To the editor:
In their May 15 editorial "Saving polar bears?" the Review-Journal editors continue to lump ecological scientists in with the green movement and continue to repeat falsehoods about the theory of global warming.
As a scientist and an educator, I cannot stand being characterized as someone who wants to "shut down our modern industrial and technological society entirely." The editors should explain how we got car-pool lanes, recycling and nuclear power plants without shutting down industrialized society. We can adapt, invent and conserve. The well-meaning scientists who monitor the health of the planet should not be summarily lumped in with the lunatic fringe.

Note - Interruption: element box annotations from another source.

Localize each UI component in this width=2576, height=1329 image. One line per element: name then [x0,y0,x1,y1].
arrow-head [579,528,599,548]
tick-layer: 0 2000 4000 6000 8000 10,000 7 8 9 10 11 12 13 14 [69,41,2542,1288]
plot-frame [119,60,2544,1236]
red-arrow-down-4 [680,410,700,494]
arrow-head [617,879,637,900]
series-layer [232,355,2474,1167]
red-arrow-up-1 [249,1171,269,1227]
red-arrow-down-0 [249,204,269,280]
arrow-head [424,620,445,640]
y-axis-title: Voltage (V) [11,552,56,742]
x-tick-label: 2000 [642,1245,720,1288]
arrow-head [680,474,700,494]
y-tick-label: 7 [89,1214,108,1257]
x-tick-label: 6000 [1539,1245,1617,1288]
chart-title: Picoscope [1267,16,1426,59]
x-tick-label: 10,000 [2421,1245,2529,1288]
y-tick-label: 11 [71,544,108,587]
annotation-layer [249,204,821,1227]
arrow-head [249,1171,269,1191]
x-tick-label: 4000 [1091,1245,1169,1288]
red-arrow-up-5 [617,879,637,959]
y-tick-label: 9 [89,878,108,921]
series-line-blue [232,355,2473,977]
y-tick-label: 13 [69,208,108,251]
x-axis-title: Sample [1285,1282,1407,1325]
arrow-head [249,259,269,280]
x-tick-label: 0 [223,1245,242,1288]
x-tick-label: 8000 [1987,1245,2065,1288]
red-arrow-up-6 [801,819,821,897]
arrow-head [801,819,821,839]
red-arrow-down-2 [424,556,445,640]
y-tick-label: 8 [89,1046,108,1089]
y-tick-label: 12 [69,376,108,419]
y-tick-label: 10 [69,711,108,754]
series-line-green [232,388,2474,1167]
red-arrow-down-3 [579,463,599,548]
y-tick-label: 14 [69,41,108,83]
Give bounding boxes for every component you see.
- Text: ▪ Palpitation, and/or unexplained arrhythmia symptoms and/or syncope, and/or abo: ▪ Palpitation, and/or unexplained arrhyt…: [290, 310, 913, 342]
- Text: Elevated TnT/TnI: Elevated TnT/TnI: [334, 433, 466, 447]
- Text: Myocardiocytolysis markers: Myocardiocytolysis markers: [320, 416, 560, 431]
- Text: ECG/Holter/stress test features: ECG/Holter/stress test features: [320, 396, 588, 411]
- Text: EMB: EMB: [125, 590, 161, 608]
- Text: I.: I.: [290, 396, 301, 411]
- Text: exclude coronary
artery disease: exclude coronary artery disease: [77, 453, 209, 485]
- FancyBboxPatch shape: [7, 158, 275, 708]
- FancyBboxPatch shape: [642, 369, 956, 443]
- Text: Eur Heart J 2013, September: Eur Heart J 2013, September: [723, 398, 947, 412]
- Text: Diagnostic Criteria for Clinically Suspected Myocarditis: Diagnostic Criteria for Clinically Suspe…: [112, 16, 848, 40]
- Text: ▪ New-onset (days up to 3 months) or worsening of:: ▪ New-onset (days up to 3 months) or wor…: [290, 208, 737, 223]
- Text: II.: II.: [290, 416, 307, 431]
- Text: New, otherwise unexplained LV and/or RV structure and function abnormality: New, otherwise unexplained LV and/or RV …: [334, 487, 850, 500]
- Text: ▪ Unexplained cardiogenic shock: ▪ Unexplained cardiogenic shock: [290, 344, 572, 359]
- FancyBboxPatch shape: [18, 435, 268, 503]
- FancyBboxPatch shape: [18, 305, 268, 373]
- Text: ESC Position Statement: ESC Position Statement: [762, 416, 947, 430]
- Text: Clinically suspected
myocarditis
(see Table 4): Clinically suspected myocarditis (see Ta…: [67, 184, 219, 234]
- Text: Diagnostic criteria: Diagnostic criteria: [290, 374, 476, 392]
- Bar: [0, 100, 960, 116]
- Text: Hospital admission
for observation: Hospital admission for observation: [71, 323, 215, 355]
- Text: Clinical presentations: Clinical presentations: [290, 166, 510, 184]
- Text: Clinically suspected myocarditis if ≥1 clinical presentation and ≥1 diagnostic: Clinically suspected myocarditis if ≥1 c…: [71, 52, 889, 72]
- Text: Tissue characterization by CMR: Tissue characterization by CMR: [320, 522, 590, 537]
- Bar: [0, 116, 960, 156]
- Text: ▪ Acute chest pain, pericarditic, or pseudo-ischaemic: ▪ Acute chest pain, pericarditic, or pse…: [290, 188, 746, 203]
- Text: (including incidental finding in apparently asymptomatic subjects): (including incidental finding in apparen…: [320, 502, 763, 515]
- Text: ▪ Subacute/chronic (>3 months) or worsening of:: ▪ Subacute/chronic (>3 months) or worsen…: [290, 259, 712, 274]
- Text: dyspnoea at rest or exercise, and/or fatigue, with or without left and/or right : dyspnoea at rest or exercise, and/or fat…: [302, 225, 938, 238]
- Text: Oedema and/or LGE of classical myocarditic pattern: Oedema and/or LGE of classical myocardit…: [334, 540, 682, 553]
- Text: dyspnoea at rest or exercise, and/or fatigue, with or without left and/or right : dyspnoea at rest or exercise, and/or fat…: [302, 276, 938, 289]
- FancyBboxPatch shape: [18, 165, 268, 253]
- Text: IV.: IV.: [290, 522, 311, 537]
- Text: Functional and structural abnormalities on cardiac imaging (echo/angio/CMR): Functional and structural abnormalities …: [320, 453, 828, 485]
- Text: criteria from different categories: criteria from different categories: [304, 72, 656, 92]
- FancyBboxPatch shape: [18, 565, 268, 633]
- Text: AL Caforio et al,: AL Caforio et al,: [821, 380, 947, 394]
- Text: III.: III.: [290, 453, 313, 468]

The editors are also wrong when they state that the perceived threat to the polar bear is "all based on cobbled-together computer models." Warming has been observed all around the world, but the great effects are occurring in the Arctic. These are empirical observations, as are declines in the fecundity of the Hudson Bay population of polar bears. As recognized by Interior Secretary Dirk Kempthorne, polar bears use sea ice for hunting seal pups during a critical period between the birth of the seals and the ice break-up. As a result of plainly evident warming in the region, the bears' hunting period has declined over several years, which has reduced their average energy intake and fecundity.
Other than as a political argument, why would the listing of the polar bear be a controversial decision? According to the Endangered Species Act, an endangered species faces an imminent risk of extinction, while a threatened species faces a foreseeable risk of extinction. Certainly there is a foreseeable risk of extinction for the polar bear. My understanding is that a threatened listing does not require the habitat protections that an endangered listing carries, so why the fuss? With a threatened listing, the wildlife scientists working for the Bush administration finally earn their paychecks, while Secretary Kempthorne can still hold the party line about the uncertainties of climate forecasts.
Meanwhile, the bear gets a few extra protections until the day that its status is revisited.